Three months just before the arrival of its newly appointed Chief Executive Officer (CEO) Steven Bogatsu, First National Bank Botswana (FNBB) has delivered a fair set of results for the half year ended December 2014, considering the prevailing strenuous economic conditions.
When presenting the bank’s HY financial results, FNBB Chief Financial Officer (CFO) Boitumelo Mogopa said the bank’s balance sheet grew by 11 percent to P17.9 billion from P16.2 billion in December 2013 while advances to customers grew by 16 percent to reach a new high of P12.7 bn.
“This growth came from property finance, WesBank and RMB term loans. The bank has maintained its conservative credit risk appetite and the growth in advances was predominately in secured asset classes,” she said.

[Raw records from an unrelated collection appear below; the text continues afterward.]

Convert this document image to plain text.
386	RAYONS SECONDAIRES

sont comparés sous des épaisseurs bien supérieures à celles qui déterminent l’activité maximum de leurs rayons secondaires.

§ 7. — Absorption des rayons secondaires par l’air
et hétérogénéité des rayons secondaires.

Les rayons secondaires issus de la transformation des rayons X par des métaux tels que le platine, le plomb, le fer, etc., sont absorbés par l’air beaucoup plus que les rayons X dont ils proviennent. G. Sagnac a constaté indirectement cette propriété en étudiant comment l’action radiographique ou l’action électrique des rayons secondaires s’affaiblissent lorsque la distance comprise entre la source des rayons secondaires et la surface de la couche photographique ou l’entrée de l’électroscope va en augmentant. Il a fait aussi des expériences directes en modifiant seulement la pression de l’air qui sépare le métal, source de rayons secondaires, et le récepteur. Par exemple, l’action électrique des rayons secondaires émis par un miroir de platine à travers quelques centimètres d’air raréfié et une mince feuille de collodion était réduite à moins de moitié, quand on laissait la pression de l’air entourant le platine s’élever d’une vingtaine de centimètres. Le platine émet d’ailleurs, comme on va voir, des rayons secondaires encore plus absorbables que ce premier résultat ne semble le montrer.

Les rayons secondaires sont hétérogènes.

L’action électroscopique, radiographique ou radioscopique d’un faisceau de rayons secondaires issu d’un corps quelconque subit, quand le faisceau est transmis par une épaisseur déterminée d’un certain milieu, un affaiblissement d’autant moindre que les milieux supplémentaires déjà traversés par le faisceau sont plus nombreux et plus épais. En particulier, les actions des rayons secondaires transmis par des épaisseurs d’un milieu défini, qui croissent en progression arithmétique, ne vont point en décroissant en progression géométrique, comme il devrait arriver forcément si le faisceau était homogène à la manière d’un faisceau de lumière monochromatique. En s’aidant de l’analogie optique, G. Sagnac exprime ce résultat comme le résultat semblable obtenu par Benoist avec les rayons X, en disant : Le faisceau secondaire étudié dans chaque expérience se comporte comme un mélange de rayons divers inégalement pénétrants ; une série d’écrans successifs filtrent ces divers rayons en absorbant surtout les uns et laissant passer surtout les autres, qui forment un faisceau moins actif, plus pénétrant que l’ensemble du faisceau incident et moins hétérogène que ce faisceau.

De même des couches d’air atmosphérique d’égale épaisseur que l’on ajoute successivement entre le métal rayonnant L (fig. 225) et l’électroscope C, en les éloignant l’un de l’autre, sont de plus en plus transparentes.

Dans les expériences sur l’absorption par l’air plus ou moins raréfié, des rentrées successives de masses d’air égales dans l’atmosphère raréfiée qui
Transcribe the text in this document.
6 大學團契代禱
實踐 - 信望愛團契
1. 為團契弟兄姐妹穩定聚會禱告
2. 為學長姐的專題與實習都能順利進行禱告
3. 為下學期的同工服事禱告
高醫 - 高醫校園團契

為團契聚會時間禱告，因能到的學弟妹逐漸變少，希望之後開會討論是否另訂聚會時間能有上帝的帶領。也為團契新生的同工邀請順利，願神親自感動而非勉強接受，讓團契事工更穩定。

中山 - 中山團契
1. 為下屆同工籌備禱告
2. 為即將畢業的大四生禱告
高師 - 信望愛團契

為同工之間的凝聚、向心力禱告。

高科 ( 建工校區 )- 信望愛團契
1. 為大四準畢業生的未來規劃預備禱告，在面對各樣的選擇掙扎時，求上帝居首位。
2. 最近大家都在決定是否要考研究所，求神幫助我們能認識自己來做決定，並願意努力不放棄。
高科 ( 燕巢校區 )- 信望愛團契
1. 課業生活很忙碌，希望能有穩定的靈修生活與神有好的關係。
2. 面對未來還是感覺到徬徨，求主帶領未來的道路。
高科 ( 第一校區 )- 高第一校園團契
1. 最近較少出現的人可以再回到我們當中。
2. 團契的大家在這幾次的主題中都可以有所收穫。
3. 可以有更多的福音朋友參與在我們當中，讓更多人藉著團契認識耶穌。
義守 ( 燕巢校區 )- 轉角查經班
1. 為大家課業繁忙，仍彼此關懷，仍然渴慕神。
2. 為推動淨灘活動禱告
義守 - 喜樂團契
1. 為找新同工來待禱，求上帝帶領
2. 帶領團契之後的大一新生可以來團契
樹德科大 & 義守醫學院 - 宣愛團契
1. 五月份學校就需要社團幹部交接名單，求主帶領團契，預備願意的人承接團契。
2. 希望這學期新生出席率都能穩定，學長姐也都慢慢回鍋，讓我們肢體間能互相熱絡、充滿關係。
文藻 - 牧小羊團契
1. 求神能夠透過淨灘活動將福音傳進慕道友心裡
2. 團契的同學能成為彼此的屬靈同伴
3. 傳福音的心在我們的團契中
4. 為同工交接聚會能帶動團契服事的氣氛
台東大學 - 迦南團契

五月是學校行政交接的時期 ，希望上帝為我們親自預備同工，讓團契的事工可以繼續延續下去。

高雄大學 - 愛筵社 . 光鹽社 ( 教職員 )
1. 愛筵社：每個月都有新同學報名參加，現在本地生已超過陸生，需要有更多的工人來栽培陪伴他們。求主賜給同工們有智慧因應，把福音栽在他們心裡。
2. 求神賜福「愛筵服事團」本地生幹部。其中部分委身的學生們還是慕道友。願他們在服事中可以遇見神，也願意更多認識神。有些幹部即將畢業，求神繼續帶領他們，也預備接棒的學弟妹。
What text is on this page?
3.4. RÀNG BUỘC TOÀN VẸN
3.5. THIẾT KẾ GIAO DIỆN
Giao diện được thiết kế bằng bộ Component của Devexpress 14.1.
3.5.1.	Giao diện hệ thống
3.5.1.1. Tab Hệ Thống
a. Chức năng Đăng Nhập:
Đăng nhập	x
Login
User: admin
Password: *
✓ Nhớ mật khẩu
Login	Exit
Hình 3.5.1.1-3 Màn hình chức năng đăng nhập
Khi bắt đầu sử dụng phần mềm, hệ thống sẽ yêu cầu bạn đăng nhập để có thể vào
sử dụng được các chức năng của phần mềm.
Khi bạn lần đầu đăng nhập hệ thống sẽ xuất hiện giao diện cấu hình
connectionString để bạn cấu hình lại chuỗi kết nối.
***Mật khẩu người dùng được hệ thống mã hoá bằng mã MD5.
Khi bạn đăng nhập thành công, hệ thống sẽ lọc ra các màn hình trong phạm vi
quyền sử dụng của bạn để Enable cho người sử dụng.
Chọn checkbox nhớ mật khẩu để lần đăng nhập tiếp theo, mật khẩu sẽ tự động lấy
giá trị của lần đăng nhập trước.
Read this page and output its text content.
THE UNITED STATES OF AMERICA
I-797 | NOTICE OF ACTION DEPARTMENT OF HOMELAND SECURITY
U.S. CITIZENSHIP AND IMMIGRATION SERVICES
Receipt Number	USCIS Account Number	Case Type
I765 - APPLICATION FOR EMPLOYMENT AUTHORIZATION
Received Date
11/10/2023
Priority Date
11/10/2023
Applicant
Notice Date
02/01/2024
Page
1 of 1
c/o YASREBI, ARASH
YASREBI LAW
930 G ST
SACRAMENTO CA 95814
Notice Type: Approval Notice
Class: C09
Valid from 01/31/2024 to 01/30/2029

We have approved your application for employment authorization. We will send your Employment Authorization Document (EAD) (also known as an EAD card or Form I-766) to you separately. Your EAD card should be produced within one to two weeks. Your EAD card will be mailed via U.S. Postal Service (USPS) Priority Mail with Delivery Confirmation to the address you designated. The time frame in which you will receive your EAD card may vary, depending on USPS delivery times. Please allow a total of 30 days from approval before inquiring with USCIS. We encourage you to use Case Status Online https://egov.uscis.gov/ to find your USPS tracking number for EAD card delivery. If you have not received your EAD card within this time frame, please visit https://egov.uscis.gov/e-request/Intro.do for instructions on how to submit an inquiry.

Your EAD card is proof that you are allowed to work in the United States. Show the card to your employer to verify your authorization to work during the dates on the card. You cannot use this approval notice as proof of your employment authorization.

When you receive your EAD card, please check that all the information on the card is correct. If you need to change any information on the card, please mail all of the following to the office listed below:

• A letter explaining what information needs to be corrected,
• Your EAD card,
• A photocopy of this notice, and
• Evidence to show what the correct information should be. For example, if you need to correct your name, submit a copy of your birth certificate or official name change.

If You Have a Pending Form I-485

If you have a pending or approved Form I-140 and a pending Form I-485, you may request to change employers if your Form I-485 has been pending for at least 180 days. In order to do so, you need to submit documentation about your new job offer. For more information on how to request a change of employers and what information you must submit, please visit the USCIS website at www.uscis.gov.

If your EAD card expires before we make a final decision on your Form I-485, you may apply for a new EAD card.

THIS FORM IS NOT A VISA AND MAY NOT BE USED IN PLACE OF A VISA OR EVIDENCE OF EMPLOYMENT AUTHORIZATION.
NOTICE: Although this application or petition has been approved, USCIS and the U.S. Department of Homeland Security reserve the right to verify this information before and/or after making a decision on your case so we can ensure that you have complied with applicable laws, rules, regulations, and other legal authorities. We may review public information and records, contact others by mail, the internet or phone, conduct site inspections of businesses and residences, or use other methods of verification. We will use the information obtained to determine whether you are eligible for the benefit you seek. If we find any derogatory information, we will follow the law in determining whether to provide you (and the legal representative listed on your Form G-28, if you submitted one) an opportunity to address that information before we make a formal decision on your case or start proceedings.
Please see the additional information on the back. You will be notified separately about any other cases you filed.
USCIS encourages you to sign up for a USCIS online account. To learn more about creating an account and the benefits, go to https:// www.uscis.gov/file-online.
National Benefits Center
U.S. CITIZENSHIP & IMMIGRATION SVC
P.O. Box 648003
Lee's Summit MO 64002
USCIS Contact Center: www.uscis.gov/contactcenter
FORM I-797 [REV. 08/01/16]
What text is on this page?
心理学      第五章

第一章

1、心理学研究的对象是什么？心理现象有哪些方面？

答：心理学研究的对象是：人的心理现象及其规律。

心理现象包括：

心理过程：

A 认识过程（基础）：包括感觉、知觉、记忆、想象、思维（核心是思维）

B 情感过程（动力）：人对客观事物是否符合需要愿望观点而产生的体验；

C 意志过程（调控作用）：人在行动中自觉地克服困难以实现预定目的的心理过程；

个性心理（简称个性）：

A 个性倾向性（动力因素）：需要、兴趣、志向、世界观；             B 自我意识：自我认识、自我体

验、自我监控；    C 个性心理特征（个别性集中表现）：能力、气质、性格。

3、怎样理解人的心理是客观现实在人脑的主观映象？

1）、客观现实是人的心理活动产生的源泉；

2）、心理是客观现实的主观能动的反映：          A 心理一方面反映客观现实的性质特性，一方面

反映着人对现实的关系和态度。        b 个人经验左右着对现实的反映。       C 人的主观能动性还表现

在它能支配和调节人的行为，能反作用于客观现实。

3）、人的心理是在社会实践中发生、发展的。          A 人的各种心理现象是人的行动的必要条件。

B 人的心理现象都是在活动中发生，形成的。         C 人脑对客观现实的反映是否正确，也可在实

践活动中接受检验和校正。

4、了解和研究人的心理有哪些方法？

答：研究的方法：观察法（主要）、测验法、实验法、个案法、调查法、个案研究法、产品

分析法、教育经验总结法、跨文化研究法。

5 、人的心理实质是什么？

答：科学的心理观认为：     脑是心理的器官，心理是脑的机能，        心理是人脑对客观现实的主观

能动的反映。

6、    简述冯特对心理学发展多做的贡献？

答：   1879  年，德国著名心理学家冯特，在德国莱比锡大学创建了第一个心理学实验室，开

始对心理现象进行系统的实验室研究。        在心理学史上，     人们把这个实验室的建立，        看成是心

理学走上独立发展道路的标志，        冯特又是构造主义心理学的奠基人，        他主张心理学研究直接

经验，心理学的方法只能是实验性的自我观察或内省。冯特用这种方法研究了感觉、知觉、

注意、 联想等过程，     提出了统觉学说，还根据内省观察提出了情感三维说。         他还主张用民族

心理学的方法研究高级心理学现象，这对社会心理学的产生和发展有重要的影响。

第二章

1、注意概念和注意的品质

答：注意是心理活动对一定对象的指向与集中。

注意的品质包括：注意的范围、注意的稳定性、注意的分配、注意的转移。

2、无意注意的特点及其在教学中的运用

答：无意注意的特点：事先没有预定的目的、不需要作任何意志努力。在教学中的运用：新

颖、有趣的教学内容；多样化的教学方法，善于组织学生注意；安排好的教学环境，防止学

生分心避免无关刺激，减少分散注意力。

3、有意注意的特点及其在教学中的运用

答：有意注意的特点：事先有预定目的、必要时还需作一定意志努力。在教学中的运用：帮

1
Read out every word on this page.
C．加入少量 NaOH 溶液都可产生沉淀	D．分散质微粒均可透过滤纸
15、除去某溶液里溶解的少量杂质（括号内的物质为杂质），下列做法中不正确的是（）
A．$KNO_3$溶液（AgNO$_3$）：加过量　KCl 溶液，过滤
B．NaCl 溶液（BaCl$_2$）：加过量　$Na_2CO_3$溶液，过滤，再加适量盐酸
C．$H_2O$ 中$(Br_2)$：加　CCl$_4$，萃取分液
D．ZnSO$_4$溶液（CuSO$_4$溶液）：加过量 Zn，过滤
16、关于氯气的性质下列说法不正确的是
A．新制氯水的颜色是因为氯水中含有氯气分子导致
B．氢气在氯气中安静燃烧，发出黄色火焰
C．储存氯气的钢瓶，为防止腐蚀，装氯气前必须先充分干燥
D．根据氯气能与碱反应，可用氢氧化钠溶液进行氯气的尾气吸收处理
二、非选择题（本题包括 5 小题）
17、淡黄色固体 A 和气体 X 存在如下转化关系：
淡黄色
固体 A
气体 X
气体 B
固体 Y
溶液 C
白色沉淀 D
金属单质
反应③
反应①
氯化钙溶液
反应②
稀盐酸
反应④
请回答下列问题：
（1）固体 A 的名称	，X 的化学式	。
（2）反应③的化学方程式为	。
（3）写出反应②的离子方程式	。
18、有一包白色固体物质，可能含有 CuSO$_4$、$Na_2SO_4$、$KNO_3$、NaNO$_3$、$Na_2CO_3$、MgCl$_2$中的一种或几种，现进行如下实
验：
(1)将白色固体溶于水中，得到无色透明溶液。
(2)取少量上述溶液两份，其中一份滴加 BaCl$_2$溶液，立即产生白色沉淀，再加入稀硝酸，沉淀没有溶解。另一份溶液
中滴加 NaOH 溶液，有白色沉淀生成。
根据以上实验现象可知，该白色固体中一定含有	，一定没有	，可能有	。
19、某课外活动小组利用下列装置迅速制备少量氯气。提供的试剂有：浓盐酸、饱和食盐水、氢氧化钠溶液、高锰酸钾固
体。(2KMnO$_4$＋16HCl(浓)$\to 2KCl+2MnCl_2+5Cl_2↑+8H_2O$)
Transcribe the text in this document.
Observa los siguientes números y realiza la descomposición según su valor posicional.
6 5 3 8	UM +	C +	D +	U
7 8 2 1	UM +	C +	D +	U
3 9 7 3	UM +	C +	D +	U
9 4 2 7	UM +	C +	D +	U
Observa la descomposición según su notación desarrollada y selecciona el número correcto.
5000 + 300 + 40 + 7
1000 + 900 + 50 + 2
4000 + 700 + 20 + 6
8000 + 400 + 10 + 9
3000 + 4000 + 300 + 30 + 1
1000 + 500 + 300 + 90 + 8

In order to achieve its 16 percent growth in advances, FNBB had to actively manage its liquidity position amid increasing liquidity pressures in the market. The bank was successful in this regard and managed to grow deposits from customers by 11 percent, thus maintaining its leading position in market share. Mogopa said FNBB improved efficiency in its balance sheet as evidenced by a 25 percent year-on-year reduction in Bank of Botswana Certificates (BOBCs) in the face of tightening liquidity in the market, which resulted in an increased loan to deposit ratio. Notwithstanding a growth of 16 percent in advances, combined with a decline of 25 percent in BOBCs, FNBB’s total interest income and similar income grew by 2 percent; a result of the prudent approach taken by the bank to grow its assets in more secure asset classes which typically exhibit lower yields.
“This strategy will help preserve the income-generating ability of the book in the future,” said Mogopa.
The increase in cost of funding in the market has led to a 15 percent increase in interest expense. Impairment of advances increased by 55 percent, which reflects the bank’s prudent provisioning methodology.
For her part, FNBB Director-Credit Ogone Masisa-Kgwarae explained that given the current stress in the market, the bank has maintained a more stringent credit assessment process. Also the bank has seen a significant increase in transaction volumes which translated into 11 percent increase in non-interest income.
FNBB Acting CEO, Richard Wright said the bank’s fundamentals remain strong within the current difficult economic climate.
“Opportunity lies in the customer-centric strategy that the bank has embarked on which is on the back of a refined segmentation model,” he said.
During the period under review, FNBB maintained focus on ensuring that cost containment was realised through rationalisation of service providers as well as standardisation of prices for consumables. Overall, this adoption of procurement best practice assisted the bank in curtailing costs which only increased by 6 percent. As a result, profit before tax declined by 5 percent year-on-year with key metrics remaining strong, while return on assets were at an acceptable 4 percent and return on equity at 31 percent.